じゅるじゅるっと、さくらに仕込まれた通りにわざと厭らしい音を立てながら、文香は頬いっぱいに満ちる質量と噎せ返るような青臭い匂いに、また自分の下半身からじわっと淫液が滲むのが分かった。

「……そう、いい子だね」

 さくらに褒められたことが嬉しい。
 けど、いつもなら頭を撫でてくれるはずの手は文香の下半身に伸びている。
 なんだか物足りなくて、文香はわざとさくらのそれに柔らかく歯を立てた。

 その途端、ぴくぴくペニスの血管がグロテスクが脈打つものだから、文香はまた驚いて口を放してしまった。

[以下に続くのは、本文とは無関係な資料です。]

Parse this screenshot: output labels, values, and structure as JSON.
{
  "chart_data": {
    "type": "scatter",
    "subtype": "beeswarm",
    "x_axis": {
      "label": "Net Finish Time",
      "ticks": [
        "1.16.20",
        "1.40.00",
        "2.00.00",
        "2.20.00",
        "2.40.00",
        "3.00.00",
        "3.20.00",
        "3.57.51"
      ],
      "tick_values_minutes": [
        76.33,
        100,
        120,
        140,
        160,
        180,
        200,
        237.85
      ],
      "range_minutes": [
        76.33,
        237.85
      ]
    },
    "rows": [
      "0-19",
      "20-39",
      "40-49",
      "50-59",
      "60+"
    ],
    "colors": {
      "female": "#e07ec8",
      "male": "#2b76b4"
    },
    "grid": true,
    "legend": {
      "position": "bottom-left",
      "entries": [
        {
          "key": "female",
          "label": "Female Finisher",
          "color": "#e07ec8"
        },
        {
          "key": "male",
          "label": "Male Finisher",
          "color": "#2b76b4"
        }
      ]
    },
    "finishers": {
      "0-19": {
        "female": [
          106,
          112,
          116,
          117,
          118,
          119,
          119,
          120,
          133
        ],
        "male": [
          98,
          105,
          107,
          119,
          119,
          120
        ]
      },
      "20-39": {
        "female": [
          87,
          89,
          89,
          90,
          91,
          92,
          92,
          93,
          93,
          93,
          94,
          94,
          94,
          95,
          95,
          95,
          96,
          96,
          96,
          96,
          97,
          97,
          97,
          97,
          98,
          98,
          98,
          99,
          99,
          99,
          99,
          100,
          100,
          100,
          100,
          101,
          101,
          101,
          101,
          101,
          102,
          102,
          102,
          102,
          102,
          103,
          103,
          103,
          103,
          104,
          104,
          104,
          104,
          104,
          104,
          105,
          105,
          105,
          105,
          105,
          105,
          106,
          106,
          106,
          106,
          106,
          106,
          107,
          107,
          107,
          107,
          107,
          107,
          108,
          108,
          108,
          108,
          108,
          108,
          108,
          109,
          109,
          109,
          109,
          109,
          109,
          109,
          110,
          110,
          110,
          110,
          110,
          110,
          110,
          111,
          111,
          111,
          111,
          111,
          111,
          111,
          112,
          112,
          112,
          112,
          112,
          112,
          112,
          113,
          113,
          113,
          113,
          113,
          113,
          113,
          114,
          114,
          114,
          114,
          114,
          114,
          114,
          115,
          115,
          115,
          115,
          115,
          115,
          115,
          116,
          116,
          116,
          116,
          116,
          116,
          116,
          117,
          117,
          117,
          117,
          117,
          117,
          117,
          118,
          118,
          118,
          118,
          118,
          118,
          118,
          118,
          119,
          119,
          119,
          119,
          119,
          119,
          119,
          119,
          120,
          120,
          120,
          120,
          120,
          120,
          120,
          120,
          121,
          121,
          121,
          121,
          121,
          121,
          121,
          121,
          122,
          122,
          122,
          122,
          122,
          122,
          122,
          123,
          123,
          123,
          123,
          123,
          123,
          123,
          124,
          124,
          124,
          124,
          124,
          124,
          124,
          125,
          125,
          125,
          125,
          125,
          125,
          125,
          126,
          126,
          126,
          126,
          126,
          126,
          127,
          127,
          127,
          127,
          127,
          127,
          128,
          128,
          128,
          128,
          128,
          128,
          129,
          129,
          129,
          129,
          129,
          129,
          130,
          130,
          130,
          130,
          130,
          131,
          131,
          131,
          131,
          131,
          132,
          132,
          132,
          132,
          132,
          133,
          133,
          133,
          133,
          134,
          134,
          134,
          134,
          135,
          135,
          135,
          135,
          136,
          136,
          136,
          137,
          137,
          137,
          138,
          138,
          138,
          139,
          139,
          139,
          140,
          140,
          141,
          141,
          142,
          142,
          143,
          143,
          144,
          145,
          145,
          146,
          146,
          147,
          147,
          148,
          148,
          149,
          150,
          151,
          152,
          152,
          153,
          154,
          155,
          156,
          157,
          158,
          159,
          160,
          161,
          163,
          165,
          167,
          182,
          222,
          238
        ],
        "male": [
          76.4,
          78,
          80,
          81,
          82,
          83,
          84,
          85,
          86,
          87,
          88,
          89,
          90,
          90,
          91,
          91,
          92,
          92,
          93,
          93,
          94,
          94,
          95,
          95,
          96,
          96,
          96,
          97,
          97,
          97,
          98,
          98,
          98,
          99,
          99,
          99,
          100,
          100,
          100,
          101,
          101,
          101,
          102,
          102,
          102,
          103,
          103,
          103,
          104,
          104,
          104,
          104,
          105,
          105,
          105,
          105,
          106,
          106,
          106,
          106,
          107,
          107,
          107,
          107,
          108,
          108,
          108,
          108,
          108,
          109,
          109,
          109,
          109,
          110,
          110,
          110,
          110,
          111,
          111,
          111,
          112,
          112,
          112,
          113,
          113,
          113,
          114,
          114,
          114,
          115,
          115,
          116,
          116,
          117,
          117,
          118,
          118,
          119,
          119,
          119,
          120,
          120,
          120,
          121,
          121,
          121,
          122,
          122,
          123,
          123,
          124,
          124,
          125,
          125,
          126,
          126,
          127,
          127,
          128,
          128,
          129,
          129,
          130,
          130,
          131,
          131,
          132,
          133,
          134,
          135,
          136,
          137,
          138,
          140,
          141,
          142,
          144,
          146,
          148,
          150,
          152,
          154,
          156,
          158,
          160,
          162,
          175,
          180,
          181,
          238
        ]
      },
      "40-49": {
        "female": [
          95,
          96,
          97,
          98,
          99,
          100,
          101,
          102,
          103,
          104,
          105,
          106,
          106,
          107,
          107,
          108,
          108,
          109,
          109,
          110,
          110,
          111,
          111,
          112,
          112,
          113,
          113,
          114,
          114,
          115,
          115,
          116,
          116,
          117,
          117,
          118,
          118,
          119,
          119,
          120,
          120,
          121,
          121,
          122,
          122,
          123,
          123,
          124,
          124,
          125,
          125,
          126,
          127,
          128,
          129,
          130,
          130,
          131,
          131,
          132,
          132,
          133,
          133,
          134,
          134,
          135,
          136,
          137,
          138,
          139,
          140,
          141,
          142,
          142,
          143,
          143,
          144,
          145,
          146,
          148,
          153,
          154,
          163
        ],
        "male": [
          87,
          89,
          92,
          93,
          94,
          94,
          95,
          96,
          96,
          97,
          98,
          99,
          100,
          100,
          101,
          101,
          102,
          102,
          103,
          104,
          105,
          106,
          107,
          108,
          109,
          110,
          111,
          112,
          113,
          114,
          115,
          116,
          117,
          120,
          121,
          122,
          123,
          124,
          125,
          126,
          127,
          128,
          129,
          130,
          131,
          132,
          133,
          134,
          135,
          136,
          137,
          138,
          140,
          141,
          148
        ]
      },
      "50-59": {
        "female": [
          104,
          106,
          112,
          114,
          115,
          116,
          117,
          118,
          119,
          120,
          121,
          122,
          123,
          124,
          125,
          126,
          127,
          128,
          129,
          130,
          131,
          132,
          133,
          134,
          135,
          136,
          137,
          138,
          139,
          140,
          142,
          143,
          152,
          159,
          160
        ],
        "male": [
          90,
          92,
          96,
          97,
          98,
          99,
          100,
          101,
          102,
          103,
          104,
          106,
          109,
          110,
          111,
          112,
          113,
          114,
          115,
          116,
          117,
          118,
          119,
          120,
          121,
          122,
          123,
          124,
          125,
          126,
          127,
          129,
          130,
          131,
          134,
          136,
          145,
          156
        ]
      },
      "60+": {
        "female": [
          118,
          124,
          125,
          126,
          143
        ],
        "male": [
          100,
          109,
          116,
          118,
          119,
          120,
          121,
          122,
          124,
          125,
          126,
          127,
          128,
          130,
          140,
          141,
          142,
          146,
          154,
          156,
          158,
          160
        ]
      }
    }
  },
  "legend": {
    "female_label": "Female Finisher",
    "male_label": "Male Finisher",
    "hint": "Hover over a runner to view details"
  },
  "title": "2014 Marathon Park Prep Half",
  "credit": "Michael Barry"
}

 ぺちっと、尻を叩かれ、お仕置きとして文香が今一番苦手とするアナルを責められ、結局さくらの望む前戯は文香の気絶で漸く終わった。



* *

 
 さくらに片脚を持ち上げられている最中に文香は目覚めた。

「起きた……?」

 文香の髪を撫で、その耳朶を擽るさくらに文香は小さく吐息を零す。
 さくらが勃起したそれを無言で擦りつけて来る。 

「……もう、いいよね?」
「……う、ん」

 何を、なんて聞かなくても分かる。

「手、握っていい……?」

 そんなこと、聞かなくてもいいのに。
 顔を真っ赤にして、汗をびっしょりかいて、余裕のないさくらの表情に、文香はなんだか泣きたくなった。
 無言で、ぎゅっとその手を握り返した瞬間、さくらがほっとしたような小さな息を零すのを見て、文香はこのまま死んでもいいと思った。
 そんなこと、もしもさくらに知られたらきっと容赦ないお仕置きをされるだろう。

「挿れるよ?」

 でも、本当にこのまま死にたいと文香は思った。

 あまりにも幸せだから。
 ずっと、時が止まればいいのに。
 これから先、他は何一ついらない。
 
 この幸せの瞬間で人生が終われたらいいのに、と思ってしまう。

 そんなことを考えている間に、あっさりとさくらのそれは文香の中に埋め込まれた。

「あ……っ」

 当たり前だ。
 文香は処女ではないし、散々元夫のペニスを銜え、気絶するほどさくらに愛撫されたのだから。

「っ、は、いった……」

 まるで初めからそれが当たり前のように難なく文香の膣はさくらを受け入れ、さくらのそれは文香の中にすっぽりと埋まった。

「さくらと、つながった……」

 ぎゅうぎゅうと、まるで胎を圧迫されるような質量と熱に自然と涙が零れる。

「ふみちゃん……」
「さくら……?」

 そんな文香の涙に混じるように水滴がぽたぽたと落ちて来る。
 霞む視界に、さくらの泣き顔が映ったとき、文香は笑った。

「な、に…… ないてるの……」

 その涙を拭おうとする文香をさくらはぎゅっと力強く抱きしめた。
 文香の中に埋め込まれたさくらのそれが更に奥へと侵入する。
 痛いのか苦しいのか、それとも気持ちいいのか。
 もうそんなことも分からないほど、二人の繋がったそこは熱く、溶けてしまったようだ。

「ふみちゃん、ふみちゃん……」

 まるで小さなさくらに戻ったように文香にしがみ付き、その顔を、首を、胸を。
 唇が触れられる場所全てに恭しく口づけるさくら。
 その度に熱いさくらの涙が文香の肌を濡らす。

「……泣かないでよ」

 さくらの頭を撫でる。
 文香の中に埋め込まれたさくらのペニスが脈打ち、それが堪らなく嬉しくて幸せだった。
 
「止まらないんだ……」

 文香の頬に頬を摺り寄せ、さくらは囁く。

「幸せ過ぎて…… 涙が止まらないんだ」

 ぎゅっと、繋がったままの二人の身体が溶けていく。
 このまま時が止まればいいのにと、文香はやはり思った。

「僕はね、君とセックスして、キスして、エッチなことして、君の間抜けな顔を見るだけで幸せなんだ。健気だろう?」

 ゆっくりと、さくらの腰が動く。
 本当に、とってもゆっくりと。
 まるで射精するのが勿体ないとでも言うように。

「はぁ…… ん、」

 文香の吐息のような喘ぎ声にさくらがまた涙を零す。
 宝石のような赤い瞳からキラキラと零れる真珠はとても美しく、文香は改めてさくらの美しさに見惚れた。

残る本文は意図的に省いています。